To cut the cost of paper billing, Eden Prairie invites residents to receive their bills by e-mail and pay them online using a credit card.
"Sending out paper bills and getting checks back, all of that is the old way of doing business," said Eden Prairie City Manager Scott Neal. Between the time the city prints a bill, mails it and receives payment, "We have to touch that piece of paper about eight times before we have any money from you," Neal said.
The new billing system is catching on slowly. Since first offering it to its 18,000 customers in February, Eden Prairie has had about 10 percent of its households sign up. The city hopes for 80 percent, Neal said.
"We have some marketing and promotion to do."
Eden Prairie is using the new billing software by virtue of its membership in Logis, which supplies its 35 member cities and counties with leading-edge public-sector technology. Logis is a technical support consortium aimed at cutting government costs. The finance directors of seven metro area cities set up Logis in 1971 under the state's joint powers law and it started operations in 1972.

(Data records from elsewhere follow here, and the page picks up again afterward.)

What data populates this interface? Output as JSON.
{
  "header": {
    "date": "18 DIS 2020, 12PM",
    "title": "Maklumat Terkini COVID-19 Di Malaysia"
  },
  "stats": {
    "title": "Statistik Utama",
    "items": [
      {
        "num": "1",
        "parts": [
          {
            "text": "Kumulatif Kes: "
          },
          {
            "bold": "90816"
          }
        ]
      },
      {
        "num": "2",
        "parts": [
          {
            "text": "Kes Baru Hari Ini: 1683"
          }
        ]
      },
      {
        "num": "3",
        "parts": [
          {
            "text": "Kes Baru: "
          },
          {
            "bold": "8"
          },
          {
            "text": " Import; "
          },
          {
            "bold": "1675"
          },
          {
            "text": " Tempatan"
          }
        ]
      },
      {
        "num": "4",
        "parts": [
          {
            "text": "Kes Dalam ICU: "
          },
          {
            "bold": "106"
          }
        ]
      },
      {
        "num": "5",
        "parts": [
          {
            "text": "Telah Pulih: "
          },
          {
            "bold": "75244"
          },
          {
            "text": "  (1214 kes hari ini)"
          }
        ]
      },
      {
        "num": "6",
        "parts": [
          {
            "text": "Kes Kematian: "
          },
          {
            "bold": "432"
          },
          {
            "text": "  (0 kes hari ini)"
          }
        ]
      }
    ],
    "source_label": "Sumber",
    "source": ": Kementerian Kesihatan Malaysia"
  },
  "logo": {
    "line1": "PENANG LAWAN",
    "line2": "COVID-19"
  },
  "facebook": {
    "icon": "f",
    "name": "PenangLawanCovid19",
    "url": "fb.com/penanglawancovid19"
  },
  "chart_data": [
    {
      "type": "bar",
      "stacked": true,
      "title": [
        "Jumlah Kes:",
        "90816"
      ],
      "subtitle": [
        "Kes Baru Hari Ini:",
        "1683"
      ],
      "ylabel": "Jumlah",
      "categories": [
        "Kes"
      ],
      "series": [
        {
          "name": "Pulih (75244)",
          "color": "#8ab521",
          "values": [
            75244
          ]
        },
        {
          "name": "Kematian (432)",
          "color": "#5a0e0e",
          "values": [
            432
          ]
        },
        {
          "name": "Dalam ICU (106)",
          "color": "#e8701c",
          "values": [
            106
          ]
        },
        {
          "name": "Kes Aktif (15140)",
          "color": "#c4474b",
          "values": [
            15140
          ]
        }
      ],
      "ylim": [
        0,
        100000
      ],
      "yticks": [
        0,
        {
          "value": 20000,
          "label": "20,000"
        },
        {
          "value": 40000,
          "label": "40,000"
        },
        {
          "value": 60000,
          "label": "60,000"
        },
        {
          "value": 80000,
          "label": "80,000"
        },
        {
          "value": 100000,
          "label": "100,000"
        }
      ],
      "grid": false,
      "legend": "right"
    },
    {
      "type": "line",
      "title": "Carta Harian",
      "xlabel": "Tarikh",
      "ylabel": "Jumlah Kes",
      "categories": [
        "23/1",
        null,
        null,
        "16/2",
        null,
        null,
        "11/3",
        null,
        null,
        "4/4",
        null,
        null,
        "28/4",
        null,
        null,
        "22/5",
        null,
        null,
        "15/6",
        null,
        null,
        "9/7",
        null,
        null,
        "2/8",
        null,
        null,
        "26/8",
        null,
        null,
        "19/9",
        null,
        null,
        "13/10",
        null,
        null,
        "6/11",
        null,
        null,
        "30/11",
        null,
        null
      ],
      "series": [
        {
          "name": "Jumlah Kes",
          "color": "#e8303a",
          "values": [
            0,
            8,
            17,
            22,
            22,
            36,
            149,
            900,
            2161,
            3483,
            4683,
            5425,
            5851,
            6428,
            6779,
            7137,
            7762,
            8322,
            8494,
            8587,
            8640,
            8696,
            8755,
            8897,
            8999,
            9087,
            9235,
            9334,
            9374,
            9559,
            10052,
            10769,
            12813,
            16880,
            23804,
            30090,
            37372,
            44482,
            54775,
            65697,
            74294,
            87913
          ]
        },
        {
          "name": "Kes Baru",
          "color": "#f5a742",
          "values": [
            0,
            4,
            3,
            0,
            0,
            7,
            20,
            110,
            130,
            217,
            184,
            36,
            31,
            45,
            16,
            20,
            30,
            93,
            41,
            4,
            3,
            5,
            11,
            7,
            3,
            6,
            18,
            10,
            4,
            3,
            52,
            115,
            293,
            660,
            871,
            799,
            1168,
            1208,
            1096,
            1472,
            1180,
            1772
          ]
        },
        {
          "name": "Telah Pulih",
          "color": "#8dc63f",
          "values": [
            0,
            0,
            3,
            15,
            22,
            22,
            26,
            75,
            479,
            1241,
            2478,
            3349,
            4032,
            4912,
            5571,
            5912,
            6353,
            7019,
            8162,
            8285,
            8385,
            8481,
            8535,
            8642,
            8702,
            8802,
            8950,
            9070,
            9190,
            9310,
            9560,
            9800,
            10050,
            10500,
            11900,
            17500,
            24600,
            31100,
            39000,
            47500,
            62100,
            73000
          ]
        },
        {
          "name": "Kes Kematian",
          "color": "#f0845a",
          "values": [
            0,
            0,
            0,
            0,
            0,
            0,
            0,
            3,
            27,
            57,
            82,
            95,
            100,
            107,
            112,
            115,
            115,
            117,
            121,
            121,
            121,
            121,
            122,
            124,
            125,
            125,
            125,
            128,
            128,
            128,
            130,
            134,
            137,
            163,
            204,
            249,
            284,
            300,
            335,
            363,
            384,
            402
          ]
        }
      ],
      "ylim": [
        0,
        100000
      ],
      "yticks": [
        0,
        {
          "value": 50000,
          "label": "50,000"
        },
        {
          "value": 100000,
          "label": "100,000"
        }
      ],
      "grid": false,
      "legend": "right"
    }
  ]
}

"Around the country, we have seen cities put a link on their Web page which allows residents to log in with an account number and pay their bills through the Internet," said Mike Garris, Logis executive director. "In these economic times, anything that helps our city staffs be more effective, be able to reduce costs and provide better service, is worth looking at."
Logis bought the software for the program from a Toronto company and, functioning something like a Geek Squad, gives cities any support they need to install and use it.